Undaunted he continues, “”We had a chat at the Dingobollick Festival near Koala Bottom last month. You must remember. You had a stripey shirt on...”
Where the hell am I? I thought I’d been back home for months. Of course I have! I had a gig last night in London, and I checked into a hotel in Hertfordshire afterwards. The phone is cruelly telling me it’s 4.15 in the morning. The voice within is still talking, sounding like a cross between Rolf Harris and Dame Edna.
“So we wondered if you could give us the lyrics”, it says.
“No. Yes! Of course. Which song was it again?”
“Don’t know the title. It’s about an outlaw. A bandit or something.”
Bandit? A chocolate biscuit? No! Wake up!

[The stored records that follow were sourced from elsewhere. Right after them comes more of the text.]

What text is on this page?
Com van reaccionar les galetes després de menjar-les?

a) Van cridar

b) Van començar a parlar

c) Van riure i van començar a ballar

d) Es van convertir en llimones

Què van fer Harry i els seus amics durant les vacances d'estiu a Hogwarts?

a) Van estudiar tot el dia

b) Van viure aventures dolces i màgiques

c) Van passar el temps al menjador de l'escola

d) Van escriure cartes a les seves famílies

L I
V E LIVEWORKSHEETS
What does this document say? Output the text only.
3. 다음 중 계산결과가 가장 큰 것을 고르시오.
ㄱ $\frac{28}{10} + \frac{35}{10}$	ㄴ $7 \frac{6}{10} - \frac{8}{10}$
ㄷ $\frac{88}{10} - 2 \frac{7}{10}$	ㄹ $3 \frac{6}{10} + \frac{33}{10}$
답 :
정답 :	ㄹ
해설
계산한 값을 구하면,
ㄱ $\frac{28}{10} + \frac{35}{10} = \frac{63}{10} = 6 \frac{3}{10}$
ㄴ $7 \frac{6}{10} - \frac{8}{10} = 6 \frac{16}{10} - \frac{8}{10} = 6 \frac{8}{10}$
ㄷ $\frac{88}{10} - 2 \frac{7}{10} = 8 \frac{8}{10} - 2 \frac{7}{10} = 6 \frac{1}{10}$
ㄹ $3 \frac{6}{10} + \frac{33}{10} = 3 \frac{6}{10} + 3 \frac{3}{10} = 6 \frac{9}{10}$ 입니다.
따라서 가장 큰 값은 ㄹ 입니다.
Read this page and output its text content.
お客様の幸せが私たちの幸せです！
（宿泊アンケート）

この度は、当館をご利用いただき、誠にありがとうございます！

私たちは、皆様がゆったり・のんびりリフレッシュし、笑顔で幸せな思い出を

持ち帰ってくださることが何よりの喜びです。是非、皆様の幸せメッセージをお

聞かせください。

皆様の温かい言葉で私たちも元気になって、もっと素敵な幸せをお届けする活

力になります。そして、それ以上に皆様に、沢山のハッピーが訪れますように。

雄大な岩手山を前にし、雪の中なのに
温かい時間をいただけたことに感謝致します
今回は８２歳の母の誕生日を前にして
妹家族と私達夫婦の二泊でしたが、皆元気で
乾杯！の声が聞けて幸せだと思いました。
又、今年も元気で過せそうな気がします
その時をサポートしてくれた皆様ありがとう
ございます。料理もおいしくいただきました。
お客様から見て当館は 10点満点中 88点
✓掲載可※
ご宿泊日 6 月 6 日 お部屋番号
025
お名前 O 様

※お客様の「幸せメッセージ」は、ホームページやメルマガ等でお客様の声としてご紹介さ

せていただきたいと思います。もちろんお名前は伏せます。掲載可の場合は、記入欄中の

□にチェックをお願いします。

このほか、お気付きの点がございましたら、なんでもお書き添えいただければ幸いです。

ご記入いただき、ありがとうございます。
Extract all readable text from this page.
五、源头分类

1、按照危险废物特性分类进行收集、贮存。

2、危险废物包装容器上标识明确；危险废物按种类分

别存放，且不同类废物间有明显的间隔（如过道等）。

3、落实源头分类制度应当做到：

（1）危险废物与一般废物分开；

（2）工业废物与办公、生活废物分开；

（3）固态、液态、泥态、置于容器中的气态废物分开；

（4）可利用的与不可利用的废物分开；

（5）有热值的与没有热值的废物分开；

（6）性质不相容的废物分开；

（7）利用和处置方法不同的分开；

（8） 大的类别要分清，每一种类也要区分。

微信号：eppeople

“Is it ‘Will of the People?’” I ask.
“Could be. How’s it go?” I recite a bit of the chorus.
“Nah. That’s not it,” he says. “He’s a loner, a bit of a bad lot.”
“Oh, ‘The Big Fear’? All about dogs and badgers?”
Silence on the other end of the phone. “Strewth mate, I don’t think so. It’s definitely a bloke. Fairport Convention did it on their record.”
“Ah! ‘London Danny!’”
“Could be. He gets shot by Apaches at the end!”
“No he doesn’t.”
“He bloody does! And they find a ten-bob note stitched into his underpants ...”
Realisation dawns. “Ah!” I cry. “I know the one you mean. That’s by Steve Tilston! It’s not my song”
“Yes it is! We heard you do it at the Kangaroo Sandwich Festival near Wiggawogga! You had a stripey shirt on...”
“No, really. It was written by Steve Tilston. It’s not my song.”
I hear him turn and speak to someone nearby. “He says it’s by some bloke called Pete Wilson...”
“STEVE TILSTON!” I shriek.
“OK, mate, keep your hair on! It’s just the words we need. We have an arrangement sorted, lager-phone, didge, the full caboodle. You got a phone number for this bloke?”
It’s twenty-five past four in the morning. This is all Tilston’s fault! He shouldn’t write such good songs. I’m awake, and Tilston’s still asleep. It’s not fair. His number is in my Filofax, not three feet away. I just have to open it up...
No. I can’t do it. Not to Steve. He’s too nice a bloke. I direct them to his website, and bid them goodbye. But hey, Steve. Expect my call. I’m not saying when, but it will be early.